EXHIBITION AT THE SMITHSONIAN’S SHOWS THE BEAUTIFUL LOOK OF THE NIGERIAN BOURGEOISIE OF THE MID-1950S
In September 2014, the Smithsonian’s National Museum of African Art launched an exhibition of the work of Nigerian photographer Solomon Osagie Alonge.
Alonge (1911-1994) was the official photographer at the Royal Court of Benin, but he did not document only gatherings and rituals. He also ran a studio (opened in 1942) where he took pictures of up-and-coming Nigerians of the pre-and post-independence decades.
Alonge’s portraits capture history in the making, particularly the consolidation of an affluent middle-class which was eager to parade its cosmopolitanism. In these portraits, composure, hair-dressing, and sartorial sophistication are essential to the self-representation efforts of an incipient self-governing nation.
Alonge is one of many visual artists of the Fifties and Sixties which busily captured the enthusiasm and optimism of newly independent societies.
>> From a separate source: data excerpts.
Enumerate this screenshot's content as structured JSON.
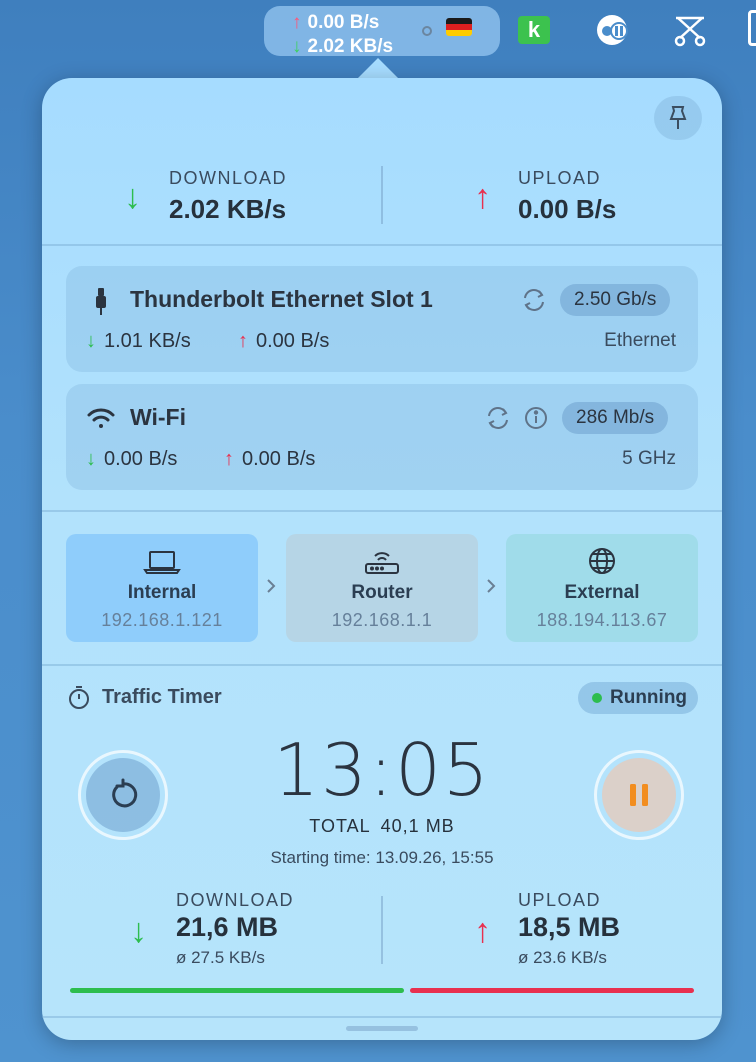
{
  "menubar": {
    "upload_rate": "0.00 B/s",
    "download_rate": "2.02 KB/s",
    "k_app_letter": "k",
    "icons": [
      "flag-germany-icon",
      "k-app-icon",
      "vpn-icon",
      "scissors-tool-icon"
    ]
  },
  "summary": {
    "download_label": "DOWNLOAD",
    "download_value": "2.02 KB/s",
    "upload_label": "UPLOAD",
    "upload_value": "0.00 B/s"
  },
  "interfaces": [
    {
      "name": "Thunderbolt Ethernet Slot 1",
      "link_speed": "2.50 Gb/s",
      "download": "1.01 KB/s",
      "upload": "0.00 B/s",
      "type": "Ethernet",
      "icon": "ethernet-cable-icon"
    },
    {
      "name": "Wi-Fi",
      "link_speed": "286 Mb/s",
      "download": "0.00 B/s",
      "upload": "0.00 B/s",
      "type": "5 GHz",
      "icon": "wifi-icon"
    }
  ],
  "path": {
    "internal": {
      "label": "Internal",
      "ip": "192.168.1.121"
    },
    "router": {
      "label": "Router",
      "ip": "192.168.1.1"
    },
    "external": {
      "label": "External",
      "ip": "188.194.113.67"
    }
  },
  "timer": {
    "title": "Traffic Timer",
    "status": "Running",
    "elapsed": "13:05",
    "total_label": "TOTAL",
    "total_value": "40,1 MB",
    "start_label": "Starting time:",
    "start_value": "13.09.26, 15:55",
    "download_label": "DOWNLOAD",
    "download_value": "21,6 MB",
    "download_avg": "ø 27.5 KB/s",
    "upload_label": "UPLOAD",
    "upload_value": "18,5 MB",
    "upload_avg": "ø 23.6 KB/s",
    "download_share": 0.54,
    "upload_share": 0.46
  },
  "arrows": {
    "down": "↓",
    "up": "↑"
  },
  "colors": {
    "download": "#2dbd4e",
    "upload": "#e8304f",
    "pause": "#f28d1f",
    "internal_bg": "#8fcdfb",
    "router_bg": "#b6d5e6",
    "external_bg": "#a0dcea"
  }
}
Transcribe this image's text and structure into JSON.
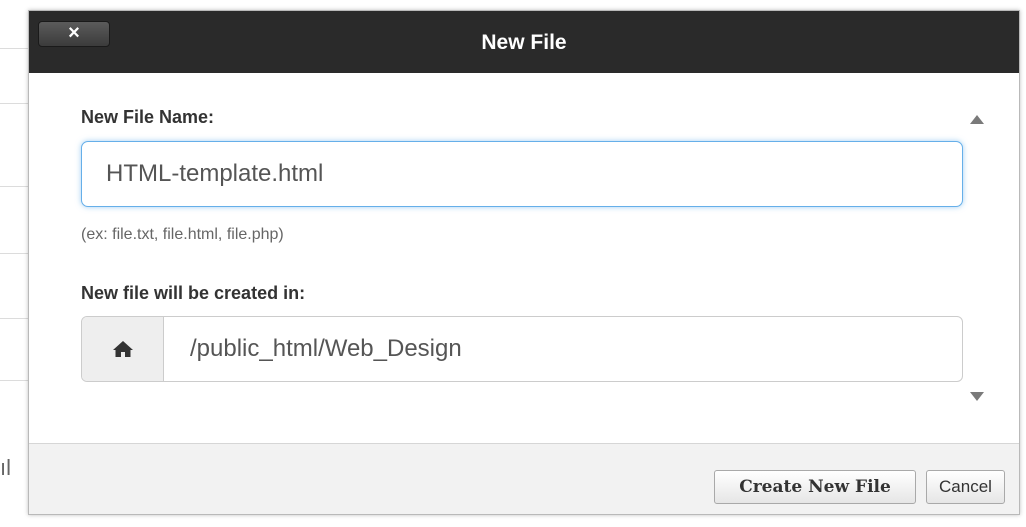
{
  "dialog": {
    "close_label": "×",
    "title": "New File"
  },
  "form": {
    "file_name_label": "New File Name:",
    "file_name_value": "HTML-template.html",
    "file_name_hint": "(ex: file.txt, file.html, file.php)",
    "location_label": "New file will be created in:",
    "location_value": "/public_html/Web_Design",
    "location_icon": "home-icon"
  },
  "footer": {
    "create_label": "Create New File",
    "cancel_label": "Cancel"
  },
  "background": {
    "edge_text": "ıl"
  },
  "colors": {
    "titlebar": "#2a2a2a",
    "focus_border": "#66afe9"
  }
}
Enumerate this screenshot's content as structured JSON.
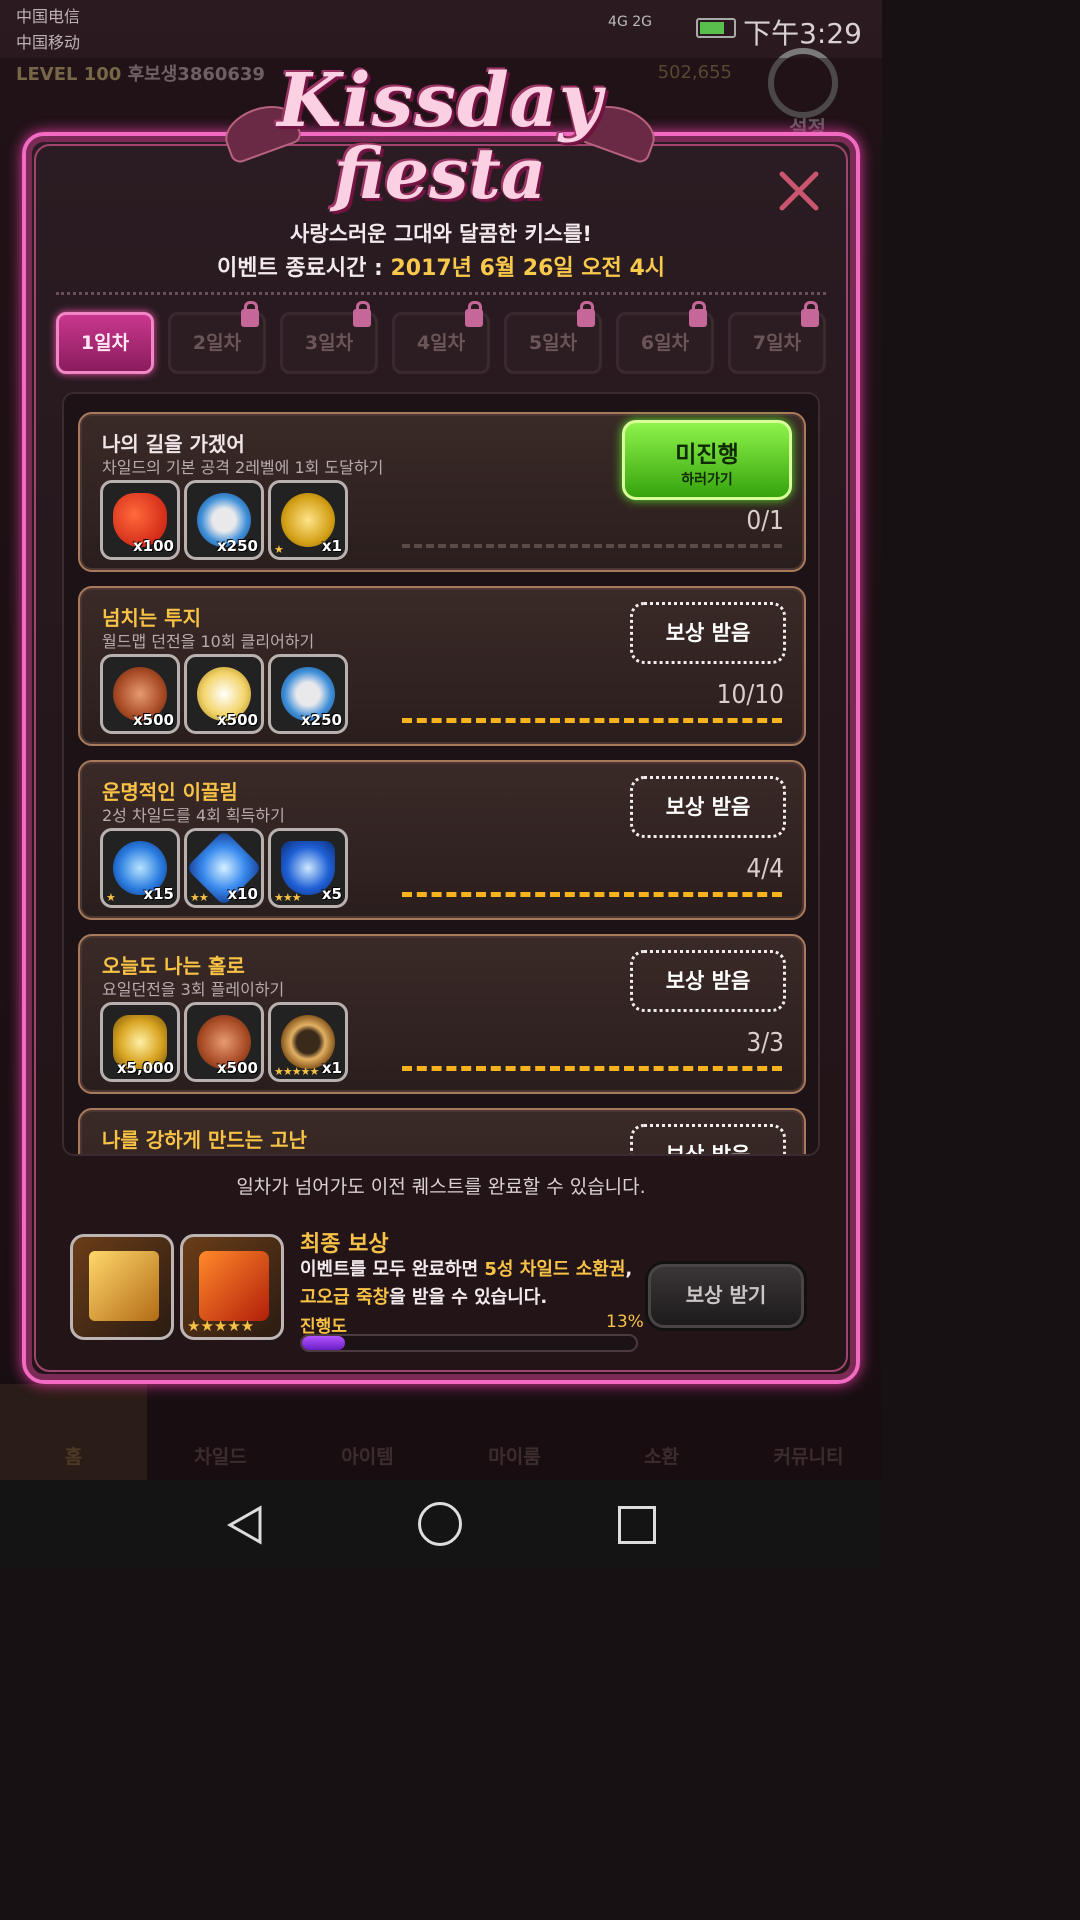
{
  "status_bar": {
    "carrier1": "中国电信",
    "carrier2": "中国移动",
    "network": "4G 2G",
    "time": "下午3:29"
  },
  "background": {
    "level_label": "LEVEL",
    "level": "100",
    "nickname": "후보생3860639",
    "gold": "502,655",
    "settings_label": "설정",
    "nav": [
      "홈",
      "차일드",
      "아이템",
      "마이룸",
      "소환",
      "커뮤니티"
    ]
  },
  "event": {
    "logo_line1": "Kissday",
    "logo_line2": "fiesta",
    "subtitle": "사랑스러운 그대와 달콤한 키스를!",
    "period_label": "이벤트 종료시간 : ",
    "period_value": "2017년 6월 26일 오전 4시"
  },
  "tabs": [
    {
      "label": "1일차",
      "active": true,
      "locked": false
    },
    {
      "label": "2일차",
      "active": false,
      "locked": true
    },
    {
      "label": "3일차",
      "active": false,
      "locked": true
    },
    {
      "label": "4일차",
      "active": false,
      "locked": true
    },
    {
      "label": "5일차",
      "active": false,
      "locked": true
    },
    {
      "label": "6일차",
      "active": false,
      "locked": true
    },
    {
      "label": "7일차",
      "active": false,
      "locked": true
    }
  ],
  "quests": [
    {
      "title": "나의 길을 가겠어",
      "desc": "차일드의 기본 공격 2레벨에 1회 도달하기",
      "progress": "0/1",
      "progress_fraction": 0,
      "button_main": "미진행",
      "button_sub": "하러가기",
      "rewards": [
        {
          "icon": "heart-icon",
          "qty": "x100",
          "stars": ""
        },
        {
          "icon": "wing-emblem-icon",
          "qty": "x250",
          "stars": ""
        },
        {
          "icon": "gold-medal-icon",
          "qty": "x1",
          "stars": "★"
        }
      ]
    },
    {
      "title": "넘치는 투지",
      "desc": "월드맵 던전을 10회 클리어하기",
      "progress": "10/10",
      "progress_fraction": 1,
      "button": "보상 받음",
      "rewards": [
        {
          "icon": "bronze-coin-icon",
          "qty": "x500",
          "stars": ""
        },
        {
          "icon": "silver-coin-icon",
          "qty": "x500",
          "stars": ""
        },
        {
          "icon": "wing-emblem-icon",
          "qty": "x250",
          "stars": ""
        }
      ]
    },
    {
      "title": "운명적인 이끌림",
      "desc": "2성 차일드를 4회 획득하기",
      "progress": "4/4",
      "progress_fraction": 1,
      "button": "보상 받음",
      "rewards": [
        {
          "icon": "blue-orb-icon",
          "qty": "x15",
          "stars": "★"
        },
        {
          "icon": "blue-crystal-icon",
          "qty": "x10",
          "stars": "★★"
        },
        {
          "icon": "blue-diamond-icon",
          "qty": "x5",
          "stars": "★★★"
        }
      ]
    },
    {
      "title": "오늘도 나는 홀로",
      "desc": "요일던전을 3회 플레이하기",
      "progress": "3/3",
      "progress_fraction": 1,
      "button": "보상 받음",
      "rewards": [
        {
          "icon": "gold-coins-icon",
          "qty": "x5,000",
          "stars": ""
        },
        {
          "icon": "bronze-coin-icon",
          "qty": "x500",
          "stars": ""
        },
        {
          "icon": "ring-icon",
          "qty": "x1",
          "stars": "★★★★★"
        }
      ]
    },
    {
      "title": "나를 강하게 만드는 고난",
      "desc": "",
      "progress": "",
      "progress_fraction": 0,
      "button": "보상 받음",
      "rewards": []
    }
  ],
  "footer": {
    "note": "일차가 넘어가도 이전 퀘스트를 완료할 수 있습니다.",
    "final_title": "최종 보상",
    "final_text_1": "이벤트를 모두 완료하면 ",
    "final_text_hl1": "5성 차일드 소환권",
    "final_text_2": ",",
    "final_text_hl2": "고오급 죽창",
    "final_text_3": "을 받을 수 있습니다.",
    "progress_label": "진행도",
    "progress_pct": "13%",
    "progress_value": 0.13,
    "claim_button": "보상 받기",
    "final_items": [
      {
        "icon": "summon-ticket-icon",
        "stars": ""
      },
      {
        "icon": "bamboo-spear-icon",
        "stars": "★★★★★"
      }
    ]
  },
  "colors": {
    "accent_pink": "#f36ac2",
    "gold_text": "#f7c245",
    "green_button": "#5adf2a",
    "progress_purple": "#8b2be2"
  }
}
Like him, Seydou Keïta in Mali, Ojeikere in Nigeria, and Oumar Ly and Mama Casset in Senegal perfected the art of studio portraiture, photographing single individuals, couples, and small groups in the traditional visual style of the first half of the 20th century that emphasized formality, restrained facial expressions, and squared-limbed poses.
Acclaimed writer Teju Cole has recently published an interesting article in the New York Times on the zeitgeist that fueled the work of Alonge and his colleagues. In particular, he highlights the photographer’s ability to capture his/her subject’s pride in showing agency and affecting self-possession. Style is the common tool the photographer and the photographed individual use to put a distance between the present and the past. “Something changed when Africans began to take photographs of one another: You can see it in the way they look at the camera, in the poses, the attitude. The difference between the images taken by colonialists or white adventurers and those made for the sitter’s personal use is especially striking in photographs of women. In the former, women are being looked at against their will, captive to a controlling gaze. In the latter, they look at themselves as in a mirror, an activity that always involves seriousness, levity and an element of wonder.”
The confidence that emanates from the portraits is definitely also an effect of the studied poses and affected style of the women and men represented in them. Cole observes how the the quality and texture of the clothes directs our gaze. “A woman reclines in a long dress with fine floral patterning on a bed with a checked bedspread. Her head scarf is polka-dotted. The bed is placed in front of a wall, which is draped with a paisley cloth. And even her face is marked with cicatrices. Then we notice, emerging from this swirling field — a profusion of pattern that brings to mind Matisse at his most inventive — her delicate hands and feet, dark but subtly shaded; the right arm on which she rests her head; her narrowed eyes. Her look is self-possessed rather than seductive. She’s looking ahead but not at the camera. It is the look of someone who is thinking about herself, simultaneously outward and inward. The image challenges and delights the viewer with its complicated two-dimensional game.”
Confronted with an unnamed woman, we learn about her just by looking at what she wore and how she wore it.